5. The Boy from The Road and Pi from Life of Pi compete in a Hunger Games-like game show/contest in which they must dream up and participate in their own increasingly sophisticated metaphors to describe the soullessness of the world. Their “sponsors,” fictional representatives of the real-life McCarthy and Martel, can only help them in single-syllable utterances. The winner gets to graduate to the Metaphor-Free Zone, and is showered with Stephen King novels. Do you agree to these terms? “Okay,” says The Boy.

4. Speaking of Stephen King, Jake from 11/22/63 goes back in time to the late ’90s, where he becomes the hilariously mismatched house guest of Henry DeTamble and Clare Abshire from The Time Traveler’s Wife. Jake is the square voice of reason, while Henry and Clare go off on their punk-rock-and-booze-fueled several-day benders. But soon, Henry and Jake discover they have more in common than they may have initially suspected, and Jake is able to teach Henry how to control time travel. They decide to use their ability only for pranking, which they develop into a hit reality show.

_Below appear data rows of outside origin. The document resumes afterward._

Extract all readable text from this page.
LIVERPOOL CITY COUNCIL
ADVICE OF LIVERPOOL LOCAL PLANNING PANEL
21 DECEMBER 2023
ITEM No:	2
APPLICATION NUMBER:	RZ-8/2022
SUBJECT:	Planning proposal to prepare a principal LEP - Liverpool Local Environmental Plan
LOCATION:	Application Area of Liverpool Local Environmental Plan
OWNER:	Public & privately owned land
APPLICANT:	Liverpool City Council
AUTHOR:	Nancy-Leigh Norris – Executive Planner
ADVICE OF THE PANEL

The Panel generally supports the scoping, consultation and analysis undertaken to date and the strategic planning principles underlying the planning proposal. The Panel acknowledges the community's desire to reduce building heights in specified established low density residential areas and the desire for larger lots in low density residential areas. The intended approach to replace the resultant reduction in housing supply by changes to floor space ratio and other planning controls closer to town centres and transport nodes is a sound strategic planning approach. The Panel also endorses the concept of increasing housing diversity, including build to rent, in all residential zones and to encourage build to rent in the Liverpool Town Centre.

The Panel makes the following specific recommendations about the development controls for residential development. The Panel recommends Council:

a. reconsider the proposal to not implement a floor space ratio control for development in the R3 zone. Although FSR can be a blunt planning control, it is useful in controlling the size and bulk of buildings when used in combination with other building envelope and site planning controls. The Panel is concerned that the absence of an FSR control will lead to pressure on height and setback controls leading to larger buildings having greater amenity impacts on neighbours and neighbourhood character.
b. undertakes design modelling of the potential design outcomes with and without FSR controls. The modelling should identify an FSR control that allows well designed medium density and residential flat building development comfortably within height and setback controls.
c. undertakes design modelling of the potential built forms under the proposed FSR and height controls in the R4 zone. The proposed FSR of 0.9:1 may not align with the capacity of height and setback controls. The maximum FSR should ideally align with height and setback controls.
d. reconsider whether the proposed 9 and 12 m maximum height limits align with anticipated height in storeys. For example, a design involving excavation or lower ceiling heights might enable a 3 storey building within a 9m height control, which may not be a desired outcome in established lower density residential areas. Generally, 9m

3. Oskar Schell, from Extremely Loud and Incredibly Close, becomes the understudy/apprentice of Owen Meany, of A Prayer for Owen Meany. But they soon realize they disagree vehemently on the nature of predestination vis-á-vis human kind’s ability to change its fate. The book is a Thomas Mann-esque “novel of ideas” with no discernible plot and no conclusion. It’s immediately hailed as the first of a new genre — philo-fan-sophical fiction.

2. Lisbeth Salander is kicking ass again! This time, she has teamed up with Daenerys Targaryen (of A Game of Thrones), the girl with the REAL dragons, to rule the Seven Kingdoms as Sister Queens. But only a year into their reign, evil, incestuously-birthed Joffrey Lannister sends an army to usurp the throne. In the final, intensely violent battle scene, Lisbeth uses her 38″ inch, 8-pound, Valyrian steel-bladed broadsward, with a gold quillion, and an oak scabbard carved with the image of 14 dragons and a pierced eyebrow (Lisbeth’s house’s sigil), to defeat the evil Lannisters.

1. Drug-addled and lonely, Hal Incandenza (of Infinite Jest) meets Skeeter (of The Help) at a modern-day dance club. The sparks are instantaneous — and it’s not long before they’re traveling around in a van, solving mysteries.